Depuis avril dernier, le « théâtre de l’antifascisme » (pour reprendre l’expression de Lionel Jospin) est à nouveau sur tous les écrans et toutes les estrades. Pour Céline Pina, il ne s’agit pas là simplement d’une imposture intellectuelle, mais d’un mépris inquiétant pour la démocratie.

La diabolisation de l'adversaire politique : une impasse pour la démocratie


Les élections présidentielles se suivent et se ressemblent. Pas seulement parce que, une fois de plus, les mêmes adversaires se sont retrouvés face à face au second tour. Mais aussi parce que la mise en scène, et donc la mise en sens, de ce moment démocratique, a été identique à celle de 2017, alors même que le contexte est fort différent. Nous assistons en effet au retour de la guerre sur notre continent, alors que nous avions cru que la convergence des intérêts économiques et les nécessités du commerce international étaient une garantie de paix. Ainsi, au lieu d’assister à la consécration du soft power de l’Union européenne, nous sommes à présent renvoyés à notre impuissance politique et à notre dépendance énergétique. Et cela alors que nous ne sommes toujours pas sortis de la crise du Covid.

Les optimistes prétendent que lorsqu’on commence à toucher le fond, c’est aussi l’occasion de prendre appui dessus pour, d’un coup de pied salvateur, entamer une remontée à la surface. L’élection présidentielle aurait pu jouer ce rôle-là.

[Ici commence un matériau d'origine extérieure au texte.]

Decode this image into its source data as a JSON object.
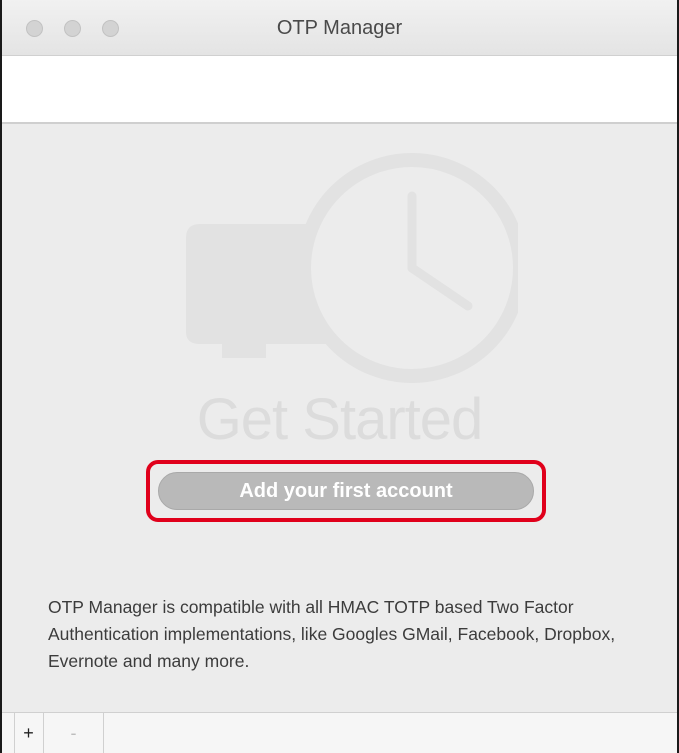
{
  "window": {
    "title": "OTP Manager"
  },
  "empty_state": {
    "heading": "Get Started",
    "add_button_label": "Add your first account",
    "info_text": "OTP Manager is compatible with all HMAC TOTP based Two Factor Authentication implementations, like Googles GMail, Facebook, Dropbox, Evernote and many more."
  },
  "bottom_bar": {
    "add_label": "+",
    "remove_label": "-"
  },
  "icons": {
    "illustration": "card-with-clock-icon"
  },
  "colors": {
    "highlight": "#e0001b",
    "button": "#b9b9b9",
    "illustration": "#e2e2e2"
  }
}
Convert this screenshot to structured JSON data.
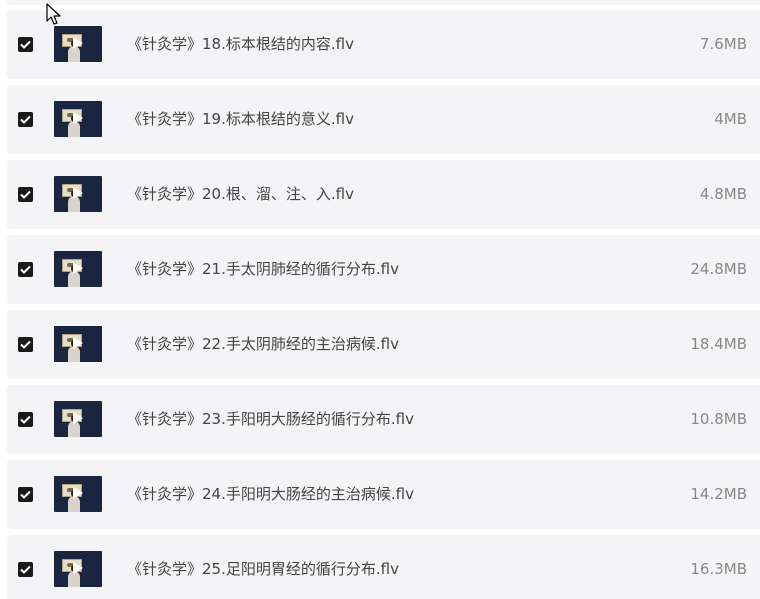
{
  "colors": {
    "row_bg": "#f4f4f6",
    "checkbox_bg": "#1a1a1a",
    "filename_text": "#444444",
    "filesize_text": "#888888",
    "thumb_bg": "#1a2540"
  },
  "icons": {
    "checkbox": "checkmark-icon",
    "thumbnail": "video-thumbnail-icon",
    "play": "play-icon",
    "cursor": "mouse-cursor-icon"
  },
  "files": [
    {
      "name": "《针灸学》18.标本根结的内容.flv",
      "size": "7.6MB",
      "checked": true
    },
    {
      "name": "《针灸学》19.标本根结的意义.flv",
      "size": "4MB",
      "checked": true
    },
    {
      "name": "《针灸学》20.根、溜、注、入.flv",
      "size": "4.8MB",
      "checked": true
    },
    {
      "name": "《针灸学》21.手太阴肺经的循行分布.flv",
      "size": "24.8MB",
      "checked": true
    },
    {
      "name": "《针灸学》22.手太阴肺经的主治病候.flv",
      "size": "18.4MB",
      "checked": true
    },
    {
      "name": "《针灸学》23.手阳明大肠经的循行分布.flv",
      "size": "10.8MB",
      "checked": true
    },
    {
      "name": "《针灸学》24.手阳明大肠经的主治病候.flv",
      "size": "14.2MB",
      "checked": true
    },
    {
      "name": "《针灸学》25.足阳明胃经的循行分布.flv",
      "size": "16.3MB",
      "checked": true
    }
  ]
}
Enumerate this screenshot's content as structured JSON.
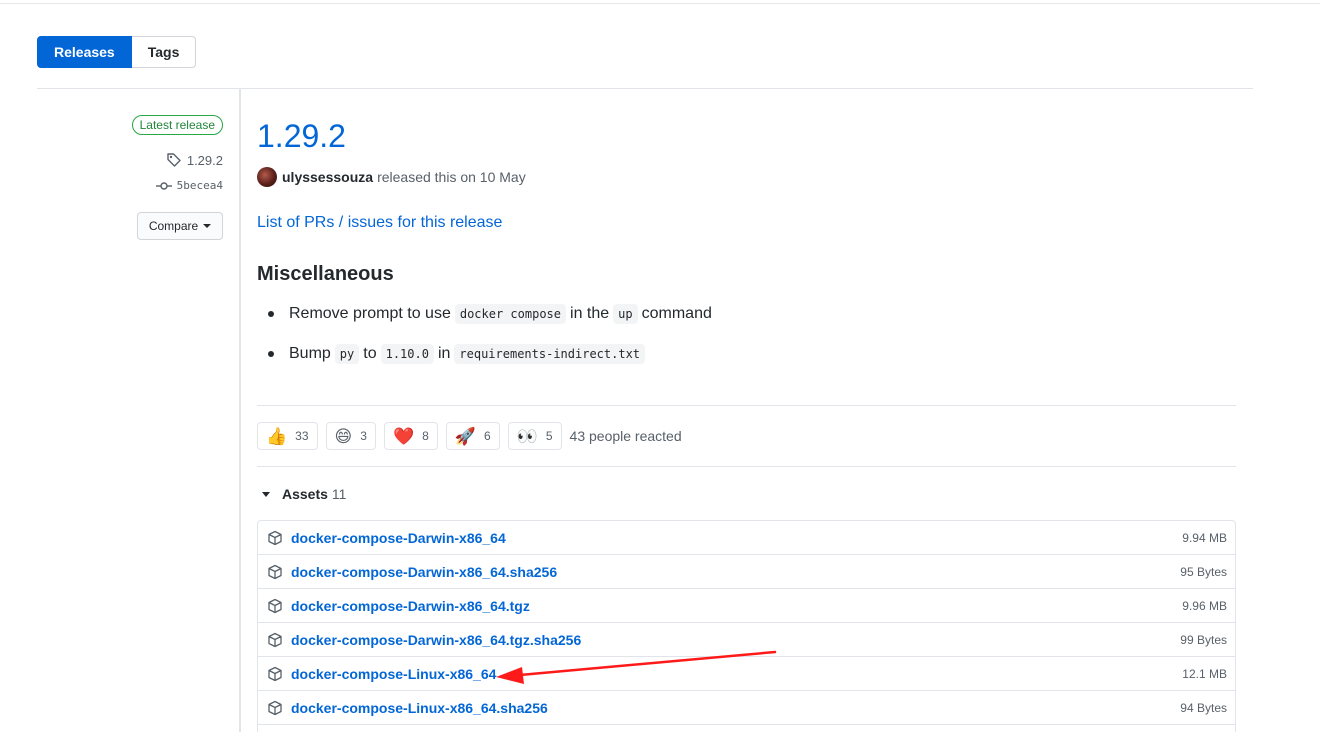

Lors de ce scrutin à forte dimension symbolique, la rencontre entre un homme, un peuple et un pays est scénographié. Elle est censée organiser la réactivation d’un imaginaire commun, chargé d’assurer la participation d’une majorité à un projet réel, adossé à une vision partagée de l’intérêt général. La présidentielle vise à faire émerger ce en quoi le peuple se reconnaît, l’image qu’il a de lui-même et de l’avenir qui lui paraît souhaitable. Cela passe par un affrontement civilisé, qui se résout par un choix exprimé le jour du vote. C’est ainsi que régulièrement est réactivée l’adhésion au cadre commun, ce contrat social et civilisationnel qui transforme une masse humaine en peuple, grâce à la ritualisation et au dépassement du conflit par l’élection. Dans le rituel démocratique, la...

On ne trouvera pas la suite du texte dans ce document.